Twitter widget enables querying tweets through Twitter API. You can query by content, author or both and accumulate results should you wish to create a larger data set. The widget only supports REST API and allows queries for up to two weeks back.
To begin your queries, insert Twitter key and secret. They are securely saved in your system keyring service (like Credential Vault, Keychain, KWallet, etc.) and won’t be deleted when clearing widget settings. You must first create a Twitter app to get API keys.
Set query parameters: Query word list: list desired queries, one per line. Queries are automatically joined by OR. Search by: specify whether you want to search by content, author or both. If searching by author, you must enter proper Twitter handle (without @) in the query list. Language: set the language of retrieved tweets. Any will retrieve tweets in any language. Max tweets: set the top limit of retrieved tweets. If box is not ticked, no upper bound will be set - widget will retrieve all available tweets. Allow retweets: if ‘Allow retweets’ is checked, retweeted tweets will also appear on the output. This might duplicate some results. Collect results: if ‘Collect results’ is ticked, widget will append new queries to the previous ones. Enter new queries, run Search and new results will be appended to the previous ones. Define which features to include as text features. Information on the number of tweets on the output. Run query.
Contoh
First, let’s try a simple query. We will search for tweets containing either ‘data mining’ or ‘machine learning’ in the content and allow retweets. We will further limit our search to only a 100 tweets in English.

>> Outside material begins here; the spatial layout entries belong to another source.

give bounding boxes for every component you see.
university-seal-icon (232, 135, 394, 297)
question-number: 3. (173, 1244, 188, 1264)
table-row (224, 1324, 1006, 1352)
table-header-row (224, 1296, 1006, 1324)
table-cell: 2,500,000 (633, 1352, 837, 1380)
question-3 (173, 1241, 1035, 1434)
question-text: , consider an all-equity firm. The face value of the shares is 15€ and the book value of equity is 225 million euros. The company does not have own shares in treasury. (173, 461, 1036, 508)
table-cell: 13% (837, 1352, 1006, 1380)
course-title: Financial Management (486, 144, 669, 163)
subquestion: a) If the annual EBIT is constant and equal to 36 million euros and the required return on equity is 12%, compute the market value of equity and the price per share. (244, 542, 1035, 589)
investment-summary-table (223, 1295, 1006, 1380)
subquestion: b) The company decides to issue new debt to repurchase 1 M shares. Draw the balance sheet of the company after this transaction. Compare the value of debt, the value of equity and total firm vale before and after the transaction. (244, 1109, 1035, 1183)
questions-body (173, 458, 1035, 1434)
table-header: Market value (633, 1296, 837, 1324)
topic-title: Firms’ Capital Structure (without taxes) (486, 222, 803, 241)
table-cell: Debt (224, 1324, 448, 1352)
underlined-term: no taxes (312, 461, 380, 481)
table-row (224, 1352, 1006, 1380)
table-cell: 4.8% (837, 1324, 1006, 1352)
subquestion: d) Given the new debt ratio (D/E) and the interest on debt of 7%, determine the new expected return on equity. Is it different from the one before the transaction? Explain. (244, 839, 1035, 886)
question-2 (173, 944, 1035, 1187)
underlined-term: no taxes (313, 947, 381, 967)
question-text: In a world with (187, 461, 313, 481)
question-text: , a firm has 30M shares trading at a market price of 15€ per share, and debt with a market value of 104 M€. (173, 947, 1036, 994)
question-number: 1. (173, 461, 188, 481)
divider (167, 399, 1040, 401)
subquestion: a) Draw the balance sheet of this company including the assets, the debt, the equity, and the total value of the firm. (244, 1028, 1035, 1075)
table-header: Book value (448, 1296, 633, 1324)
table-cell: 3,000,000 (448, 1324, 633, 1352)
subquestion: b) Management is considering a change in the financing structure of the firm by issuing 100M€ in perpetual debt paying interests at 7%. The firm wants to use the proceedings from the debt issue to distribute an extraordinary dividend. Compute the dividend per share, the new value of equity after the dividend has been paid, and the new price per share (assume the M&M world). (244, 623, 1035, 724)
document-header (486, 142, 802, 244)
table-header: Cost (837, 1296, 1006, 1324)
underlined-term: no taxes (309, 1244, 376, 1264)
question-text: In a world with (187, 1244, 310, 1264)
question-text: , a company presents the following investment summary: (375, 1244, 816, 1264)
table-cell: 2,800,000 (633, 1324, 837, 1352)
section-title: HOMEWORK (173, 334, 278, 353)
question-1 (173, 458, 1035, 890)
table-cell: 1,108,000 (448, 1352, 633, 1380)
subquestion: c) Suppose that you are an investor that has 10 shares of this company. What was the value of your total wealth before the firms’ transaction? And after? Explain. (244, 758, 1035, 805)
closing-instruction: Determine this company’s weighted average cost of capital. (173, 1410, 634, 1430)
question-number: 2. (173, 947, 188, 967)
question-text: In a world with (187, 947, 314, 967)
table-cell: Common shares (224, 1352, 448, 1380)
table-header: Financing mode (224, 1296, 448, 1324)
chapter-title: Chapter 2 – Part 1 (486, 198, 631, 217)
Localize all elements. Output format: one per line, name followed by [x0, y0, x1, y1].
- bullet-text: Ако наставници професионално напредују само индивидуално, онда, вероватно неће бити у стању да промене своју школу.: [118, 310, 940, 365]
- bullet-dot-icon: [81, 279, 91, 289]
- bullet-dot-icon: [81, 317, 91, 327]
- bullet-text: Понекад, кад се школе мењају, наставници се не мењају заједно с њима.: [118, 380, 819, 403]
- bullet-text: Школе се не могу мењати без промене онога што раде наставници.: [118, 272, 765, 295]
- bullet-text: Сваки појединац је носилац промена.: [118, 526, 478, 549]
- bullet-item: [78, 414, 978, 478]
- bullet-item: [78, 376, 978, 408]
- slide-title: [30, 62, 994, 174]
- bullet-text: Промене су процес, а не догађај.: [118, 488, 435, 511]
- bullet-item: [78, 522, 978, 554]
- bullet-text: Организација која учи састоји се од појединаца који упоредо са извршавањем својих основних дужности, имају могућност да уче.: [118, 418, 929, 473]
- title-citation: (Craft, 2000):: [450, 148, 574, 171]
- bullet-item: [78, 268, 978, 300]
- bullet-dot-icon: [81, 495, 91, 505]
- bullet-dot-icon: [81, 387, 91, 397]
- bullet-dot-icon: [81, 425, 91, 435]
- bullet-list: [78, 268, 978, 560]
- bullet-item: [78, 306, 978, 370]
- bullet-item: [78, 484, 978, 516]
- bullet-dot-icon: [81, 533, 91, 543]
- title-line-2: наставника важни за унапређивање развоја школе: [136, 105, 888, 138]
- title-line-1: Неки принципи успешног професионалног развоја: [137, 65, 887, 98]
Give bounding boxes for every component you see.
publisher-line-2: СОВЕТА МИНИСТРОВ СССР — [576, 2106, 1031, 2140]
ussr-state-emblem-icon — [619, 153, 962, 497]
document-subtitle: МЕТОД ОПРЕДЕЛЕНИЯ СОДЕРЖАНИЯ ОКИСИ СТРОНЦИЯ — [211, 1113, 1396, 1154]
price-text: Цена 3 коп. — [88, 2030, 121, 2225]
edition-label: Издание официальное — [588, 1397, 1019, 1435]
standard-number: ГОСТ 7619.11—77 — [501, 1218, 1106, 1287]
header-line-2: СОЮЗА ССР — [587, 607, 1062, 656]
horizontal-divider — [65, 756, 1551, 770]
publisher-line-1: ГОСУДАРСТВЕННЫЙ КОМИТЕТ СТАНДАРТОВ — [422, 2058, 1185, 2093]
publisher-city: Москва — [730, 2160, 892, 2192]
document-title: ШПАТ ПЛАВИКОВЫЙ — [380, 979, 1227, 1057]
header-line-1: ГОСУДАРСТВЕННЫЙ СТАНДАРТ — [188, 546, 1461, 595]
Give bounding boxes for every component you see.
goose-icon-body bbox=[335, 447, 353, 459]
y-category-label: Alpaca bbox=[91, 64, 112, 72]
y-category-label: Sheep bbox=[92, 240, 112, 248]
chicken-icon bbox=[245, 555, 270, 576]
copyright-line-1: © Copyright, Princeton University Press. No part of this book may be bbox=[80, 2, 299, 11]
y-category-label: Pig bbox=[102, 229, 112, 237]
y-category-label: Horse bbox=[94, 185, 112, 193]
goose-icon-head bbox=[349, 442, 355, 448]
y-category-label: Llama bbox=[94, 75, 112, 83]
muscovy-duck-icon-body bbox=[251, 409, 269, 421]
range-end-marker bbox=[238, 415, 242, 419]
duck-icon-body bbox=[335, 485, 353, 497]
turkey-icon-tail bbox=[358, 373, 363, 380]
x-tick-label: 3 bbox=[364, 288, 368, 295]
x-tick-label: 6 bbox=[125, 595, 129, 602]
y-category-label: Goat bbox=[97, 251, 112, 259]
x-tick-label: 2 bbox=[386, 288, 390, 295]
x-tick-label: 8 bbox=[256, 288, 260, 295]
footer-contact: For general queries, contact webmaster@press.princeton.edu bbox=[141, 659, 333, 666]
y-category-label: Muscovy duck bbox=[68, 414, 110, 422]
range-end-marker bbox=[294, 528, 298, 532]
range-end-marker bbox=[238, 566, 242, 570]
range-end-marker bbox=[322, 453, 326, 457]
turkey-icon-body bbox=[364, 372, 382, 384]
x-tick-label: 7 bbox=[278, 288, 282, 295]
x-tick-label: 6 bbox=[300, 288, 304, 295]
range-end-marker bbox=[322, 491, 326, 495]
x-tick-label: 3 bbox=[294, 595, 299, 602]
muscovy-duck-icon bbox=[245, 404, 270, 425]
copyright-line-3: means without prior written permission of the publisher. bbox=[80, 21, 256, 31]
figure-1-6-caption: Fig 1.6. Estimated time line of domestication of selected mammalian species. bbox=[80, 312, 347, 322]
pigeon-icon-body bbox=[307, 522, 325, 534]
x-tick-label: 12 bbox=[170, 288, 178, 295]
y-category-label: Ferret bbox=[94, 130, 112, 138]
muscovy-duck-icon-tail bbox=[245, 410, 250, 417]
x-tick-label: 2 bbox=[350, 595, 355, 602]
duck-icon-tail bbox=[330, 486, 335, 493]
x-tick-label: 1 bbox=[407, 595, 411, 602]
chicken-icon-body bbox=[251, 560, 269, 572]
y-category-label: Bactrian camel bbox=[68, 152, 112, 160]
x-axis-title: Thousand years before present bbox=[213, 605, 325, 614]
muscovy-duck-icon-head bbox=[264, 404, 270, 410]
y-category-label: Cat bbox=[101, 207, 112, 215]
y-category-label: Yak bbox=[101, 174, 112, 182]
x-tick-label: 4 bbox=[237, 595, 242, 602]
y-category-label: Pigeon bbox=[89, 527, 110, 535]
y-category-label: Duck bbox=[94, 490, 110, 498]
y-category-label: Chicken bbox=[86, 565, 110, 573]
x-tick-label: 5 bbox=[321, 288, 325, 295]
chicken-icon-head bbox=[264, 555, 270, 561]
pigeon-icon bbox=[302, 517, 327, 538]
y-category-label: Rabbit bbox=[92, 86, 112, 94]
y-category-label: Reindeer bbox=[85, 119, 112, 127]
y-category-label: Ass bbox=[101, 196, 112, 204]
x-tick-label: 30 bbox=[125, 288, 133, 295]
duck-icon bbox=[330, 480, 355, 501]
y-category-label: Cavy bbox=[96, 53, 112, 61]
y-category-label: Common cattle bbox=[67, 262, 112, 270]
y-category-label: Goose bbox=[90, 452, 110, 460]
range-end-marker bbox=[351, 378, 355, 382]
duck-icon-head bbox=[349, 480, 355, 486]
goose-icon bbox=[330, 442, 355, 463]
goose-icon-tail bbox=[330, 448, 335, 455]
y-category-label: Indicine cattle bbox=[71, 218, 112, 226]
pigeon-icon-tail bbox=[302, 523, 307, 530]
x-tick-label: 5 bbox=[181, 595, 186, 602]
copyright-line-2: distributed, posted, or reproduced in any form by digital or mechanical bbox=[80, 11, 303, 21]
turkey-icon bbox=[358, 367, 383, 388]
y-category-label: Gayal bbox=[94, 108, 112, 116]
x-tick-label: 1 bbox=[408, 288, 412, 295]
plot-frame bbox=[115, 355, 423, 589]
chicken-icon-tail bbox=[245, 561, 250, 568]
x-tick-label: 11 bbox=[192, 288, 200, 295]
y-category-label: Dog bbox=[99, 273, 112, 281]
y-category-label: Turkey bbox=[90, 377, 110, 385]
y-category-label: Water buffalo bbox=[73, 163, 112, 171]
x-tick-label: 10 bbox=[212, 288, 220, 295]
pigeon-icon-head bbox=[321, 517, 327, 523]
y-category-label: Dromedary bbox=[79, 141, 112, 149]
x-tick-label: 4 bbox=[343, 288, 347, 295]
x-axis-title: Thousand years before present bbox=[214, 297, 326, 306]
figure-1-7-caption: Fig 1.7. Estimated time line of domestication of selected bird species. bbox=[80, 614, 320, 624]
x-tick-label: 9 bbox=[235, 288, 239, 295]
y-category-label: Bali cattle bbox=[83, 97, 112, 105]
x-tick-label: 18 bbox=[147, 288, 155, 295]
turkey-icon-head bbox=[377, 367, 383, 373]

First, we’re checking the output in Corpus Viewer to get the initial idea about our results. Then we’re preprocessing the tweets with lowercase, url removal, tweet tokenizer and removal of stopword and punctuation. The best way to see the results is with Word Cloud. This will display the most popular words in field of data mining and machine learning in the past two weeks.
Our next example is a bit more complex. We’re querying tweets from Hillary Clinton and Donald Trump from the presidential campaign 2016.
Then we’ve used Preprocess Text to get suitable tokens on our output. We’ve connected Preprocess Text to Bag of Words in order to create a table with words as features and their counts as values. A quick check in Word Cloud gives us an idea about the results.
Now we would like to predict the author of the tweet. With Select Columns we’re setting ‘Author’ as our target variable. Then we connect Select Columns to Test & Score. We’ll be using Logistic Regression as our learner, which we also connect to Test & Score.
We can observe the results of our author predictions directly in the widget. AUC score is quite ok. Seems like we can to some extent predict who is the author of the tweet based on the tweet content.